This makes the failure mode transparent. In asynchronous training, \(\pi_{\text{behav}}\) lags \(\pi_\theta\) by \(\eta\) gradient steps. Naive PPO’s mask kills tokens based on drift that already happened before the current step — the trust region is centered at the wrong place. Decoupled PPO centers at \(\pi_{\text{prox}}\), which is always the most recent checkpoint, so all tokens start with \(u_t \approx 1\) and the mask only activates if the current update overshoots. Even with a single minibatch (\(\pi_\theta = \pi_{\text{prox}}\) before the update, \(u_t = 1\) exactly), naive PPO already silences many tokens while decoupled PPO silences none.
Reduction to PPO-clip. When \(\pi_{\text{prox}} = \pi_{\text{behav}}\), we have \(u_t = \rho_t\) and the two masks coincide. This holds at the first gradient step of synchronous training.
Why Decoupling Matters: Ablation Evidence
为什么解耦很重要:消融实验
The AReaL paper ablates naive vs. decoupled PPO across staleness levels \(\eta\) (max age of rollout data in gradient steps). The 1.5B model results on AIME24 (pass@1, avg over 32):
| Staleness \(\eta\) | Naive PPO | Decoupled PPO | Sync oracle |
|---|---|---|---|
| 0 (sync) | 42.0 | — | 42.0 |
| 1 | 41.8 | 42.1 | |
| 2 | 40.0 | 41.8 | |
| 4 | 23.3 | 42.2 | |
| 8 | 35.7 | 41.0 | |
| 16 | 35.8 | 38.7 |
The collapse at \(\eta = 4\) is dramatic: naive PPO drops from 42.0 to 23.3 (a 45% relative decline), while decoupled PPO actually matches the synchronous oracle at 42.2. The pattern is consistent across benchmarks — AMC23 drops from 84.4 to 58.5 under naive PPO at \(\eta = 4\), but stays at 85.1 with decoupling.

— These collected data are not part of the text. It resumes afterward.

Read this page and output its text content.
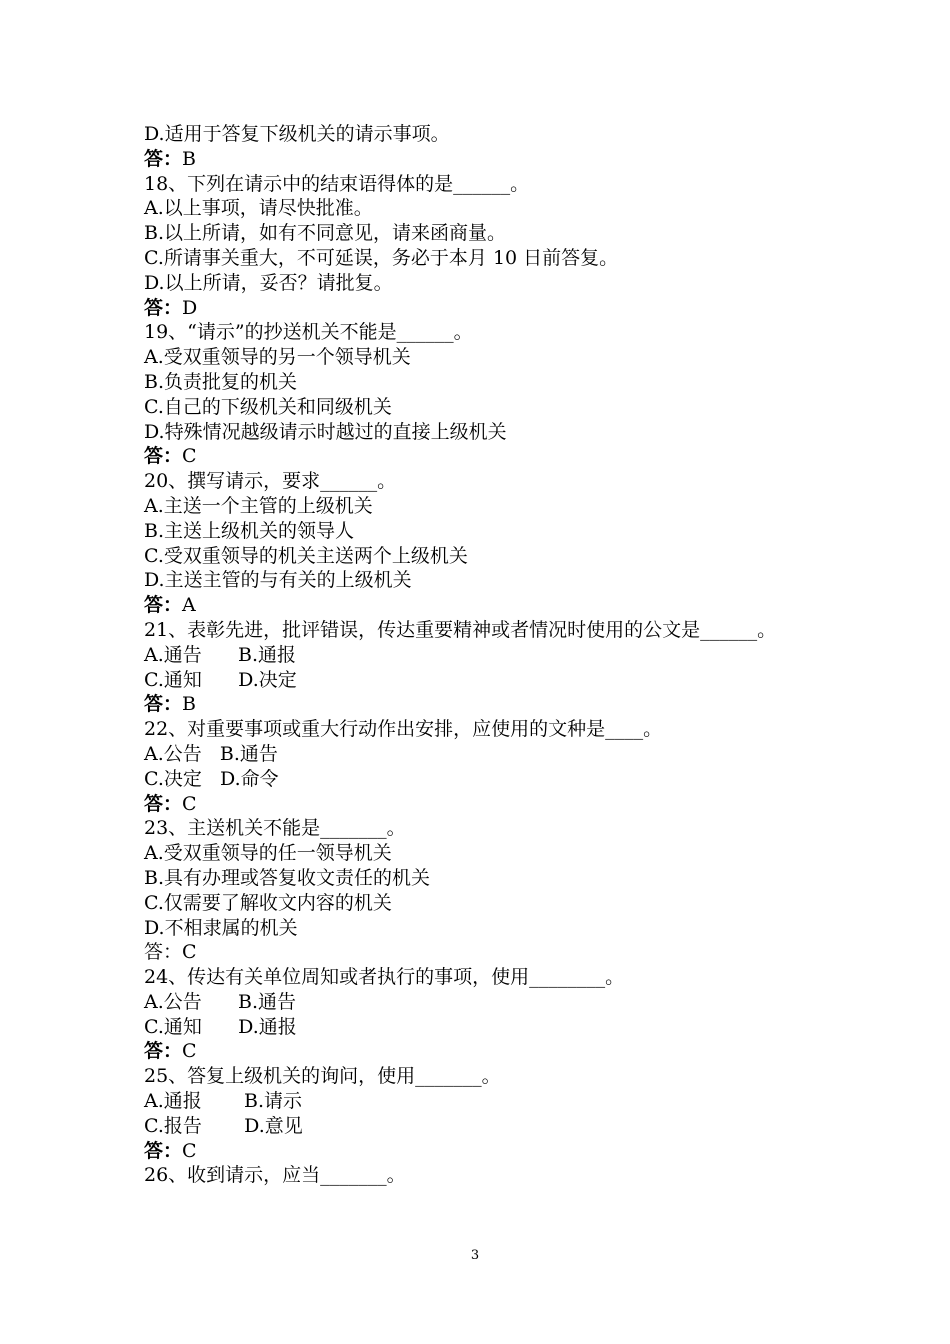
D.适用于答复下级机关的请示事项。
答：B
18、下列在请示中的结束语得体的是______。
A.以上事项，请尽快批准。
B.以上所请，如有不同意见，请来函商量。
C.所请事关重大，不可延误，务必于本月 10 日前答复。
D.以上所请，妥否？请批复。
答：D
19、“请示”的抄送机关不能是______。
A.受双重领导的另一个领导机关
B.负责批复的机关
C.自己的下级机关和同级机关
D.特殊情况越级请示时越过的直接上级机关
答：C
20、撰写请示，要求______。
A.主送一个主管的上级机关
B.主送上级机关的领导人
C.受双重领导的机关主送两个上级机关
D.主送主管的与有关的上级机关
答：A
21、表彰先进，批评错误，传达重要精神或者情况时使用的公文是______。
A.通告      B.通报
C.通知      D.决定
答：B
22、对重要事项或重大行动作出安排，应使用的文种是____。
A.公告   B.通告
C.决定   D.命令
答：C
23、主送机关不能是_______。
A.受双重领导的任一领导机关
B.具有办理或答复收文责任的机关
C.仅需要了解收文内容的机关
D.不相隶属的机关
答：C
24、传达有关单位周知或者执行的事项，使用________。
A.公告      B.通告
C.通知      D.通报
答：C
25、答复上级机关的询问，使用_______。
A.通报       B.请示
C.报告       D.意见
答：C
26、收到请示，应当_______。
3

The practical payoff: asynchronous training with \(\eta \leq 4\) achieves up to 2.77x wall-clock speedup over synchronous baselines with no loss in final performance. Throughput nearly doubles just from \(\eta = 0 \to 1\) (27.1k to 47.8k tokens/s on 8 GPUs), because the trainer no longer waits for rollout workers.
KL for Reference Model
Reference Model 的 KL
Approximating KL Divergence (Schulman, 2020)
近似 KL 散度 (Schulman, 2020)
We want to estimate the KL divergence from \(q\) to \(p\):
Our options for computing KL depend on what kind of access we have to \(p\) and \(q\). Here we assume we can evaluate the probabilities (or probability densities) \(p(x)\) and \(q(x)\) for any given \(x\), but we cannot calculate the sum over \(x\) analytically. Why not?
- Computation/memory: the state space is too large to enumerate (e.g., all possible token sequences).
- No closed form: the distributions don’t belong to a family with a known KL formula.
- Code simplicity: we only store the log-prob \(\log \pi_\theta(a \vert s)\), not the full distribution. This is a reasonable design choice when KL is just used as a diagnostic, as is often the case in reinforcement learning (e.g., logging KL between the current policy and a reference policy during PPO training).
In all three cases, we turn to Monte Carlo estimation. Given samples \(x_1, x_2, \ldots \sim q\), how can we construct a good estimate?
A good estimator has two properties:
- Unbiased: its expected value equals the true KL, i.e. \(\mathbb{E}[\hat{k}] = \mathrm{KL}[q,p]\).
- Low variance: individual samples don’t fluctuate wildly around the mean.
We’ll define the probability ratio \(r = p(x)/q(x)\), so that \(\log r = \log p(x) - \log q(x)\). All three estimators below are functions of \(r\) (or equivalently, of \(\log r\)). This is convenient because in practice we often already have \(\log p(x)\) and \(\log q(x)\) computed — e.g., the log-probability of an action under two different policies.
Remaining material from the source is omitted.